Лобачев бежит по лестнице, распахивает дверь в дежурную комнату и лицом к лицу сталкивается с человеком невысокого роста, в очках в распахнутом пальто и мягкой фетровой шляпе, сдвинутой на затылок.
– В чем дело, чорт возьми? Почему не открываете огонь. Из Смольного приказ за приказом, войска ждут, а вы...
Лобачев, крепко сжимая челюсти, смотрит на человека в очках.
Тот внезапно умолкает, сдвинув брови и тревожно вглядываясь в лицо комиссара.
– Вы больны? Если вы больны, так как же вы смеете браться за такое дело...
Лобачев разжимает залитый свинцом рот.
– Я здоров. Не имею возможности открыть огонь, так как орудия, по словам артиллеристов, неисправны и стрельба из них сопряжена с опасностью для жизни.
– Ваши артиллеристы - изменники!
– кричит человек в очках.
– Немедленно дайте знак из сигнальной пушки.
– Сигнальная пушка?
– вспыхивает в мозгу комиссара.
– В самом деле, как же так?.. Сигнальная пушка...
– Почему вы не вызвали артиллеристов с Морского полигона?
– Почему я не вызвал артиллеристов с Морского полигона?
– бессмысленно повторяет
– Потому что четверть часа тому назад я еще не знал, что орудия неисправны.
Человек в очках хватает его за руку и тащит к дверям.
– Идемте к орудиям!
Он уже бежит по лестнице, выбегает на двор, дождь сразу захлестывает лицо; он поднимает воротник пальто, глубже надвигает шляпу. Комиссар едва поспевает за ним. Они идут в темных проулках, между гарнизонными зданиями; со стороны Зимнего слышатся редкие ружейные выстрелы, фонари слабо мерцают у крепостных стен.
– Товарищ Лобачев, где вы?
Какой-то человек бежит за ними, проваливаясь в лужи, прыгая через выбоины.
– Я здесь. Что случилось?
Человек падает в лужу, вскакивает, ругаясь по-матери, и кричит весело:
– Зимний сдался и наши там!
Человек в очках с недоумением опускает голову и смотрит поверх очков.
– Зимний сдался? Навряд...
Комиссар, дрожа от напряжения, хватает его за руку.
Он отвечает на пожатие и, прислушиваясь к учащающейся стрельбе, говорит с сомнением, качая головой.
– Что-то не то... Однако ж едем туда... Посмотрим...
Они возвращаются обратно в дежурную комнату.
Высокий солдат, лицо его кажется знакомым комиссару, подходит к нему, едва только он появляется на пороге дежурной комнаты.
– Товарищ комиссар, - говорит он и, по старой военной привычке, подносит руку к козырьку фуражки - поручение выполнено.
– Какое поручение?
– пытается вспомнить комиссар.
– Ах да, это тот самокатчик... Я его посылал с ультиматумом в Зимний.
– Очень хорошо, товарищ, - отвечает он.
– Временное правительство отказалось ответить на ультиматум...
– Временного правительства больше не существует. Зимний взят.
– Вы давно с Дворцовой площади?
– спрашивает самокатчика человек в очках.

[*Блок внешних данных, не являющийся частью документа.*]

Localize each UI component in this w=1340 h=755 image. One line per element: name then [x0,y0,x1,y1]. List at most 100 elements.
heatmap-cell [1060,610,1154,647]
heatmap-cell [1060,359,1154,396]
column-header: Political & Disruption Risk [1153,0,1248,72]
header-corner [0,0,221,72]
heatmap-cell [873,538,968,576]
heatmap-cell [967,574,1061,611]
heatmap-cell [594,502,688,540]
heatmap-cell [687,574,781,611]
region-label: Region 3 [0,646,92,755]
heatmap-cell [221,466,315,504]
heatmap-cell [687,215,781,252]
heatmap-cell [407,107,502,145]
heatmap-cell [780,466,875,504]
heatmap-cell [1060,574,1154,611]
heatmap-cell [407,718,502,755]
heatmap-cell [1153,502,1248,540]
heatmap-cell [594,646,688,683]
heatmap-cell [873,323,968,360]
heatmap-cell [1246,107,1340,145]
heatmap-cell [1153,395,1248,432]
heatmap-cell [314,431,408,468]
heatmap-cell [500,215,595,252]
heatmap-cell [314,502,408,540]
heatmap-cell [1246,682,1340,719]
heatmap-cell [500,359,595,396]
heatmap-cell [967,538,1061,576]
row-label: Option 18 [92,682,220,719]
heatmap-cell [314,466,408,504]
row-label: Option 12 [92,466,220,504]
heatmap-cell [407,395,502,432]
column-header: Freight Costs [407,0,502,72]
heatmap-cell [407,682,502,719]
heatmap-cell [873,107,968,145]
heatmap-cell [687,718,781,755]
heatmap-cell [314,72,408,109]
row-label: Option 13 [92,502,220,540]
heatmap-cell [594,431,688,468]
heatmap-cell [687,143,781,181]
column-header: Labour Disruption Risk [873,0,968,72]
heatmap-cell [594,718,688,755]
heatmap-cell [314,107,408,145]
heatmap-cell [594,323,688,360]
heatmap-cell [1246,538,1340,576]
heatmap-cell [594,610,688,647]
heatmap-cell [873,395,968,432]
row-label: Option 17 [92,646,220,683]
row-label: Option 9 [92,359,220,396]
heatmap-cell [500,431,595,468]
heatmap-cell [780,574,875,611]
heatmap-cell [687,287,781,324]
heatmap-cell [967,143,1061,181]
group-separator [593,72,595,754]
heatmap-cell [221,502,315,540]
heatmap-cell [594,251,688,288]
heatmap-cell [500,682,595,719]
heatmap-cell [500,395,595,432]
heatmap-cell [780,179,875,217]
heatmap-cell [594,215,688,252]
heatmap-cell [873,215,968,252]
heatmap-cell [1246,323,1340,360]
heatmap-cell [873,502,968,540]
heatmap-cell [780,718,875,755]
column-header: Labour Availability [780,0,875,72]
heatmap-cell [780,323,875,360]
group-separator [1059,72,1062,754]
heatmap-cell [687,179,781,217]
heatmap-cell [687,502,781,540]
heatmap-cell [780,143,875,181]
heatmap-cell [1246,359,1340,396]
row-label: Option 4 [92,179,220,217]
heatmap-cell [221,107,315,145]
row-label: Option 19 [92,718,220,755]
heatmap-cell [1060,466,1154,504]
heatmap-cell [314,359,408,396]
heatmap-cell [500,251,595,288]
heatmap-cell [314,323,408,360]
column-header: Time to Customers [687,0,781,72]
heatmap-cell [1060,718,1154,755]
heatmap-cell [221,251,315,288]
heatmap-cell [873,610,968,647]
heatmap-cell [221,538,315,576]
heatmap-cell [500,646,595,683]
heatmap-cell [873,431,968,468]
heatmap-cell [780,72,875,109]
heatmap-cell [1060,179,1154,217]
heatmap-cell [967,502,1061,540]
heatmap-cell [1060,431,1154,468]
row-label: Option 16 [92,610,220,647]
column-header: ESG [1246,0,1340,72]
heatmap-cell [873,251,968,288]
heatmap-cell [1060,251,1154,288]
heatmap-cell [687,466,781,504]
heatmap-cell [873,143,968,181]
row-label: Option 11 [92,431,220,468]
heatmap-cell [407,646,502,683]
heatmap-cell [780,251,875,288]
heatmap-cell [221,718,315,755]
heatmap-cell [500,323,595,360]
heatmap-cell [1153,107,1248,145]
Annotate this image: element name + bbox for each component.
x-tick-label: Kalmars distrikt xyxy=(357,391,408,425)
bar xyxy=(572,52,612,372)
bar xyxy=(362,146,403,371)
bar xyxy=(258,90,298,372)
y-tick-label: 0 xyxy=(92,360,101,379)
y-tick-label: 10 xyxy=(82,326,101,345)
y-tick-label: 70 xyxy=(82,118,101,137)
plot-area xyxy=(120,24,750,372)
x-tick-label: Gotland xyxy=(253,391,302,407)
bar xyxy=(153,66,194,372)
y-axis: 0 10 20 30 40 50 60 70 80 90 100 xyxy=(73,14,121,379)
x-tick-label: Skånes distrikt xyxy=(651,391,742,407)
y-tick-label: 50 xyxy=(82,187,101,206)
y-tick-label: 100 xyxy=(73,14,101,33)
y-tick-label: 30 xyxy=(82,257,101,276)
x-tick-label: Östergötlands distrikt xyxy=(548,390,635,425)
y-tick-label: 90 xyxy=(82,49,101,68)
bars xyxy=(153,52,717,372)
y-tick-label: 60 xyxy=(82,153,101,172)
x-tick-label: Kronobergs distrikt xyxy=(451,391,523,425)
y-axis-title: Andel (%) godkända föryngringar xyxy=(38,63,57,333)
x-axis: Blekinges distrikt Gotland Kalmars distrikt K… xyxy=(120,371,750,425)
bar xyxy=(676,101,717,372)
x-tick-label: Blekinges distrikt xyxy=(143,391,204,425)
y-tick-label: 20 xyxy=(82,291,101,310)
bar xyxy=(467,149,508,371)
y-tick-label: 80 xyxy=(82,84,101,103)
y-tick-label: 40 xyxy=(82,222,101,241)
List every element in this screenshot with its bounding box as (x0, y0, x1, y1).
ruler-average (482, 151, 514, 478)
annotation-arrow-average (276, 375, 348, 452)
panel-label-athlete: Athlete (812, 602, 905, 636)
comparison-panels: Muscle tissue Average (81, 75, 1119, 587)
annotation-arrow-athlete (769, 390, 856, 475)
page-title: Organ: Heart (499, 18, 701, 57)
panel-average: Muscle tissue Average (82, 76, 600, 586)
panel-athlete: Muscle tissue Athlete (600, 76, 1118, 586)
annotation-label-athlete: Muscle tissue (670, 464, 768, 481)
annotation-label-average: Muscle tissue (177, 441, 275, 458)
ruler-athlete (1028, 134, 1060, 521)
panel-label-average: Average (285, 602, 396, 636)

– Не более, как минут тридцать...
– Ну как там?
– Да вот впервые от товарища Лобачева слышу, что Зимний сдался.
Человек в очках быстро идет к дверям и еще раз оборачивается на пороге.
– Я еду. На всякий случай необходимо немедленно послать за артиллеристами с Морского полигона.
На мостике, за крепостными воротами уже тарахтит автомобиль со слюдяными окошечками в парусиновом верхе.
Кривенко вернулся из штаба мрачный и почти не отвечал на расспросы красногвардейцев.
Он хмуро выслушал сообщение своего помощника о том, что за время его отсутствия заставой Павловского полка были задержаны на Морской 150 юнкеров с четырьмя орудиями, за какие-то пустяки обругал его по-матери и принялся осматривать испорченный пулемет, с которым возился еще утром.